Sekretaris Jenderal AJI Indonesia Ika Ningtyas yang hadir sebagai pemantik diskusi bilang, pada tahun politik geliat informasi palsu cukup masif menyebar di sosial media. Terutama platform Facebook dan Tik Tok. Beberapa tren narasi berbahaya yang kerap muncul di antaranya disinformasi isu identitas seperti agama, ras, etnis, dan orientasi seksual. Lalu, narasi yang mendelegitimasi pemilu karena menurunnya kepercayaan publik pada independensi dan integritas penyelenggara pemilu. Serta, manipulasi isu-isu terkait hak asasi manusia dan isu publik.
“Narasi tersebut berbahaya sebab bisa memperparah perpecahan dan ketidaksepahaman serta memicu ujaran kebencian terhadap kelompok atau individu,” ujar Ika.

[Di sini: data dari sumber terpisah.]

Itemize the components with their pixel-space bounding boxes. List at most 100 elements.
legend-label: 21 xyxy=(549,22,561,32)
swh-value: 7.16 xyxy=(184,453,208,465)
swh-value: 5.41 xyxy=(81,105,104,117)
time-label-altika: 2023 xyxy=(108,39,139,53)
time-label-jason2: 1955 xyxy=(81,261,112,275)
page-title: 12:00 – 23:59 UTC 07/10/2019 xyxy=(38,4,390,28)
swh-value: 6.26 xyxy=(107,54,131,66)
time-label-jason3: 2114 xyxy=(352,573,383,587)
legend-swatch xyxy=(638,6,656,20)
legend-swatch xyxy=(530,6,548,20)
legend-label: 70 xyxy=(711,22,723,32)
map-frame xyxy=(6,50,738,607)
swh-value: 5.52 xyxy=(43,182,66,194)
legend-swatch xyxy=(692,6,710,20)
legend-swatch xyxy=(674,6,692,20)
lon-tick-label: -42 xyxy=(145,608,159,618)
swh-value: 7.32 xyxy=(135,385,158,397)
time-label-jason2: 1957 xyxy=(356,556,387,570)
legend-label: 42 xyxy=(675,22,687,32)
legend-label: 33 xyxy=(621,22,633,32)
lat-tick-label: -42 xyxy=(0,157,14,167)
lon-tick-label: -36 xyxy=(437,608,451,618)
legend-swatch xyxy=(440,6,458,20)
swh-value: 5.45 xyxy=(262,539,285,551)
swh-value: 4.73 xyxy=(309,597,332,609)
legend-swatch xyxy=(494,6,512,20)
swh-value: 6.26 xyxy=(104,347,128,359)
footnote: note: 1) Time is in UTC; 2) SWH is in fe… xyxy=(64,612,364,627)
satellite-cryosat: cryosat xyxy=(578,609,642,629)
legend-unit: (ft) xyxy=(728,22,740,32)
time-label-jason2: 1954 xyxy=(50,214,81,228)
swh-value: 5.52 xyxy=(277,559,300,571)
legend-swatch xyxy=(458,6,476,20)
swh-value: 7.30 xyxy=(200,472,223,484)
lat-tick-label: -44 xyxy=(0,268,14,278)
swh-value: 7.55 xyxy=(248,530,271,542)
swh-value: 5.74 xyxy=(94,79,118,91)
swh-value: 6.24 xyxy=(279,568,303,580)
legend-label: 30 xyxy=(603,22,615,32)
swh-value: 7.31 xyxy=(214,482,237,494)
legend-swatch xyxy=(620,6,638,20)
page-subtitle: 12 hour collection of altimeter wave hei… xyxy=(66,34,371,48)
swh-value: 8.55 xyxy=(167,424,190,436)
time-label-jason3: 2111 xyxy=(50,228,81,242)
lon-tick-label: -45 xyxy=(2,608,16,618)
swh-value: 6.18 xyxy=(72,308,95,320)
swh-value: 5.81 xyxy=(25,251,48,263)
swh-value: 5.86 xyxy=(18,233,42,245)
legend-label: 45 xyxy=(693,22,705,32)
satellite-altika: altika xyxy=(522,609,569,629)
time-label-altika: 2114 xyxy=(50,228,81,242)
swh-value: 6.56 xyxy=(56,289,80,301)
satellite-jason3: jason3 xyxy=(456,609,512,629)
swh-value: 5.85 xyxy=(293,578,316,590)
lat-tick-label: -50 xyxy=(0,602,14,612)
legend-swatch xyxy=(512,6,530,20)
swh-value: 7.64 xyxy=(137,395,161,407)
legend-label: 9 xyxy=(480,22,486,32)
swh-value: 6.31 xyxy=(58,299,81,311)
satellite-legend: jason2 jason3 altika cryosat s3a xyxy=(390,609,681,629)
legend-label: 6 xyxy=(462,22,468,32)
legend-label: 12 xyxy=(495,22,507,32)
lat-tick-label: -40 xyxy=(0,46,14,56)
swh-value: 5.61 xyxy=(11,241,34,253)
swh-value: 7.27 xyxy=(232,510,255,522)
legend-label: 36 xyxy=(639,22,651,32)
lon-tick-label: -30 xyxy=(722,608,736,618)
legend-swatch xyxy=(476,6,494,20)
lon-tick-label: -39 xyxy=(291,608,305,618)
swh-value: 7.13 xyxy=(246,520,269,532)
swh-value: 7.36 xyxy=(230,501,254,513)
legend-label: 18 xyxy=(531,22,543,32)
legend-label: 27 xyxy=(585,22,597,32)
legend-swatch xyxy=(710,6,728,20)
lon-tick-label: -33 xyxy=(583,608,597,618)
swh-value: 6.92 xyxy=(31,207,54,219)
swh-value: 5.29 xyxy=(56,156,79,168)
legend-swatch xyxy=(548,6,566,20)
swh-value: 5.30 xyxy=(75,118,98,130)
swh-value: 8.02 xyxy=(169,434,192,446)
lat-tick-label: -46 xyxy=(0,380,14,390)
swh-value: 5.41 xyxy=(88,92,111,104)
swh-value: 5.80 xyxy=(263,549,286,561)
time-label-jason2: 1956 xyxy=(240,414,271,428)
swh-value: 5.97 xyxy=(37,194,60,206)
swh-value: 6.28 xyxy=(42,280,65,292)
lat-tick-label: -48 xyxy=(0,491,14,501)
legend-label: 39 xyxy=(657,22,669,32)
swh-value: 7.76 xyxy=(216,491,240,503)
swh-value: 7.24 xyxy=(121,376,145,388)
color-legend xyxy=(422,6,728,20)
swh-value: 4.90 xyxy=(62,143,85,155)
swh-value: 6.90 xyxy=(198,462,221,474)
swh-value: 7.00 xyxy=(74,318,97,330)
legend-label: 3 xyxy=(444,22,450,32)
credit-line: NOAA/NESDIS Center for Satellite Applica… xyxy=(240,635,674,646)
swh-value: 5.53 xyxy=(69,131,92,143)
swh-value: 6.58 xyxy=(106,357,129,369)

Menurut Ika, untuk melawan disinformasi membutuhkan kerjasama antara para ahli teknologi, akademisi, jurnalis, dan pengambil keputusan untuk mengembangkan pendekatan kolaboratif yang holistik dan efektif.
Sementara, salah satu peserta diskusi Mas Alina menilai, munculnya hoaks di internet turut diamplifikasi oleh media yang tak kredibel.
“Beberapa media belum menerapkan verifikasi ketat terhadap suatu informasi. Sehingga, informasi yang menyebar belum diketahui kebenarannya,” ujar perwakilan Asosiasi Media Siber Indonesia (AMSI) Lampung itu.
Mas Alina pun mengatakan, diperlukan pendekatan holistik yang menggabungkan upaya pencegahan, deteksi, dan penanggulangan disinformasi dengan kerjasama yang erat antara pihak-pihak terkait.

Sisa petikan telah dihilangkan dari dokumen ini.